His death was the third fatality at the site since February, and all three accidents are being investigated by the U.S. Department of Labor’s Occupational Safety and Health Agency.
Ryan Mackenzie, 21, who had been living most recently in Newport, fell about 75 feet from scaffolding around 9:30 a.m., Effingham County Sheriff’s Capt. Mike Bohannon told the Savannah Morning News on Tuesday.
MacKenzie was the son of James MacKenzie, 46, of Plymouth, who was killed instantly last July when his vehicle struck a horse on Interstate 95 in Sidney.
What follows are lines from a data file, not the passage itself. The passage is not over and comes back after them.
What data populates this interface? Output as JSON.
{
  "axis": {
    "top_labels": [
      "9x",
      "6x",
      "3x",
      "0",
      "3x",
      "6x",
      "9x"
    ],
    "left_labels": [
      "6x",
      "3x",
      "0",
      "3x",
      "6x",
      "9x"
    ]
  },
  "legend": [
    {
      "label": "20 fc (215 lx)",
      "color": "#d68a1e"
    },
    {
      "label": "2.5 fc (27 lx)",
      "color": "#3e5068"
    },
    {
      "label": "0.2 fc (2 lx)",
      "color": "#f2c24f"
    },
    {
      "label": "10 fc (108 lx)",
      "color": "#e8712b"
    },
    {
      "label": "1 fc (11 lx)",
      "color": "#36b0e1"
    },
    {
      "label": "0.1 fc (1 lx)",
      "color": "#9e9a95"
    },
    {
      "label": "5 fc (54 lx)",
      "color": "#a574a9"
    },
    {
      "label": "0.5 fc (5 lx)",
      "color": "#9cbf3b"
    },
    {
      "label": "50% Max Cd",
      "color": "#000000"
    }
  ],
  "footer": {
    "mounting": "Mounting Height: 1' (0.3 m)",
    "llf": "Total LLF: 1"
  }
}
The elder MacKenzie was on his way to work at the Portland Cianbro oil rig project when the accident happened near Sidney in foggy conditions.
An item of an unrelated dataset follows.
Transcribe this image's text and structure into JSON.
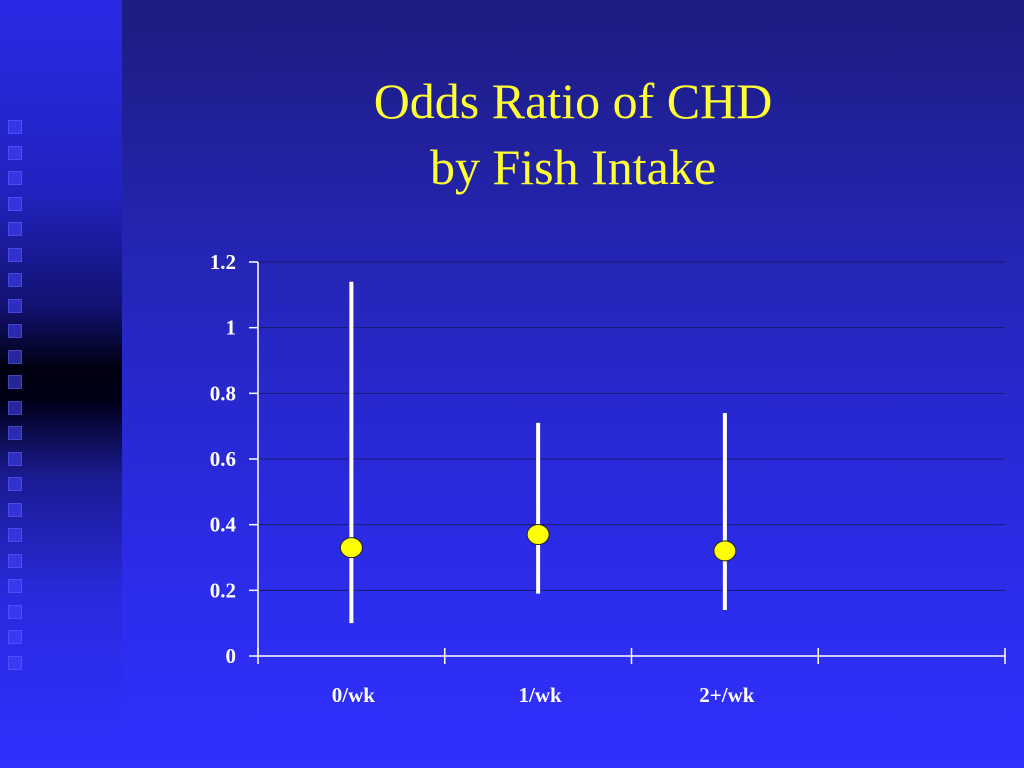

Ryan MacKenzie also had worked at Cianbro Corp. and took the Georgia job earlier this year after he had been laid off by the Pittsfield company.
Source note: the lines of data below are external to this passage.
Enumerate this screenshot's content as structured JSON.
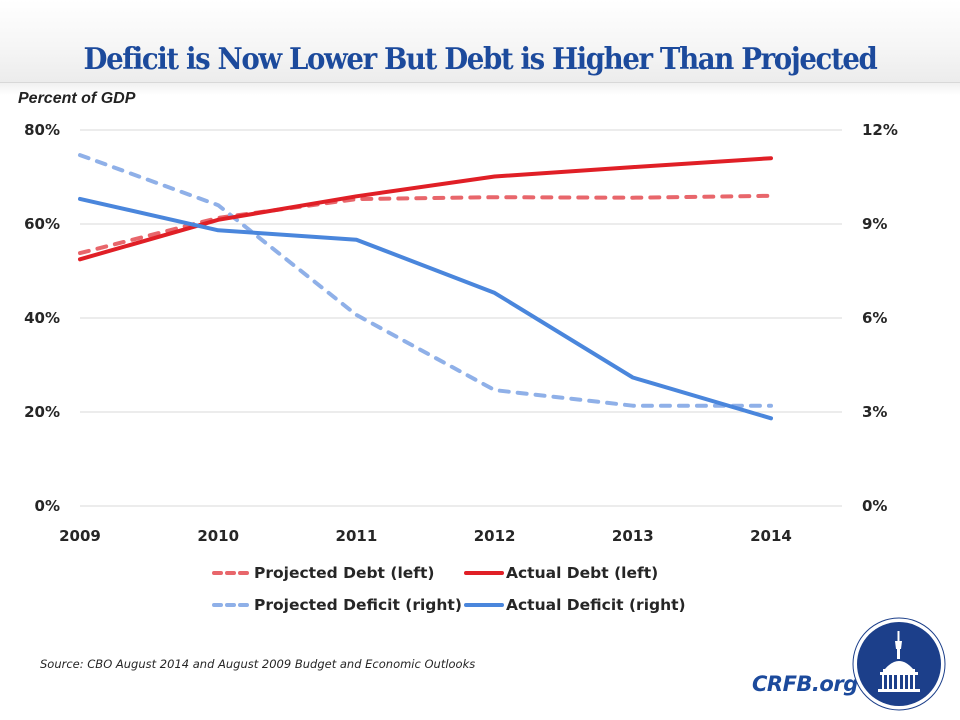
{
  "title": "Deficit is Now Lower But Debt is Higher Than Projected",
  "unit_label": "Percent of GDP",
  "source": "Source: CBO August 2014 and August 2009 Budget and Economic Outlooks",
  "brand": "CRFB.org",
  "logo_icon": "capitol-dome-icon",
  "colors": {
    "title": "#1c4a9c",
    "projected_debt": "#e8666b",
    "actual_debt": "#e01f26",
    "projected_deficit": "#8fb0e8",
    "actual_deficit": "#4a86dc",
    "grid": "#d9d9d9",
    "logo_bg": "#1c3f8a"
  },
  "chart_data": {
    "type": "line",
    "title": "Deficit is Now Lower But Debt is Higher Than Projected",
    "xlabel": "",
    "ylabel": "Percent of GDP",
    "x": [
      "2009",
      "2010",
      "2011",
      "2012",
      "2013",
      "2014"
    ],
    "y_left": {
      "range": [
        0,
        80
      ],
      "ticks": [
        "0%",
        "20%",
        "40%",
        "60%",
        "80%"
      ],
      "tick_values": [
        0,
        20,
        40,
        60,
        80
      ]
    },
    "y_right": {
      "range": [
        0,
        12
      ],
      "ticks": [
        "0%",
        "3%",
        "6%",
        "9%",
        "12%"
      ],
      "tick_values": [
        0,
        3,
        6,
        9,
        12
      ]
    },
    "grid": true,
    "legend_position": "bottom",
    "series": [
      {
        "name": "Projected Debt (left)",
        "axis": "left",
        "style": "dashed",
        "color": "#e8666b",
        "values": [
          53.8,
          61.3,
          65.3,
          65.7,
          65.6,
          66.0
        ]
      },
      {
        "name": "Actual Debt (left)",
        "axis": "left",
        "style": "solid",
        "color": "#e01f26",
        "values": [
          52.5,
          60.9,
          65.9,
          70.1,
          72.1,
          74.0
        ]
      },
      {
        "name": "Projected Deficit (right)",
        "axis": "right",
        "style": "dashed",
        "color": "#8fb0e8",
        "values": [
          11.2,
          9.6,
          6.1,
          3.7,
          3.2,
          3.2
        ]
      },
      {
        "name": "Actual Deficit (right)",
        "axis": "right",
        "style": "solid",
        "color": "#4a86dc",
        "values": [
          9.8,
          8.8,
          8.5,
          6.8,
          4.1,
          2.8
        ]
      }
    ]
  }
}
Ryan MacKenzie’s friends on Wednesday described him as a kind, fun-loving man.
“He was a sweetheart,” said a Pittsfield friend who declined to be identified. “He ended every telephone conversation with ‘I love you’ and every visit with a hug.”
The young woman said she had been friends with MacKenzie for several years and that he had been devastated by his father’s death. “The two of them were unbelievably close,” she said.
MacKenzie had entered the Air Force after his graduation from Nokomis Regional High School in Newport but was released from the service after his father’s death.
The friend said Mackenzie was “such an outdoorsy kind of guy. He had a snowmobile, and he loved to go four-wheeling.”
OSHA investigators were on the construction site on Tuesday, confirmed Savannah regional office spokeswoman Jo Ann Burgoyne, but they would release no information Wednesday.
Bohannon would not disclose to the Savannah News whether Mackenzie was tied to safety lines or if the proper preventative measures were taken by the construction firm.
“Our investigation determined it wasn’t the plant, the machinery or the company’s fault,” Bohannon told the Savannah newspaper. “You can make of that what you want.”
The fall occurred at Southern Co.’s Plant McIntosh near a town called Rincon, just outside Savannah, where general contractor W.G. Yates and Sons Construction of Mississippi is constructing two natural gas-powered electric generating units.
Nate Reens, a reporter at the Savannah Morning News who has reported on all three accidents, said Wednesday that he was “shocked that the work site is still operating” in the wake of the three deaths.
Johnny Boyett, 48, of Florida, died March 10 when a piece of heavy machinery tipped over and tossed him from an elevated basket.
Joe Lynn Bethany, 52, of Mississippi, died in February after falling through an uncovered hole from an elevated construction platform.
“There’s got to be something wrong out there,” Glenn Bethany, Joe Bethany’s brother told Reens after learning of MacKenzie’s death. “I hate to hear about this. I hate it for the family that’s now going through the same thing we did.
“You’d think after the second one they would have shut the job down,” Bethany said. “Maybe this one will do it.”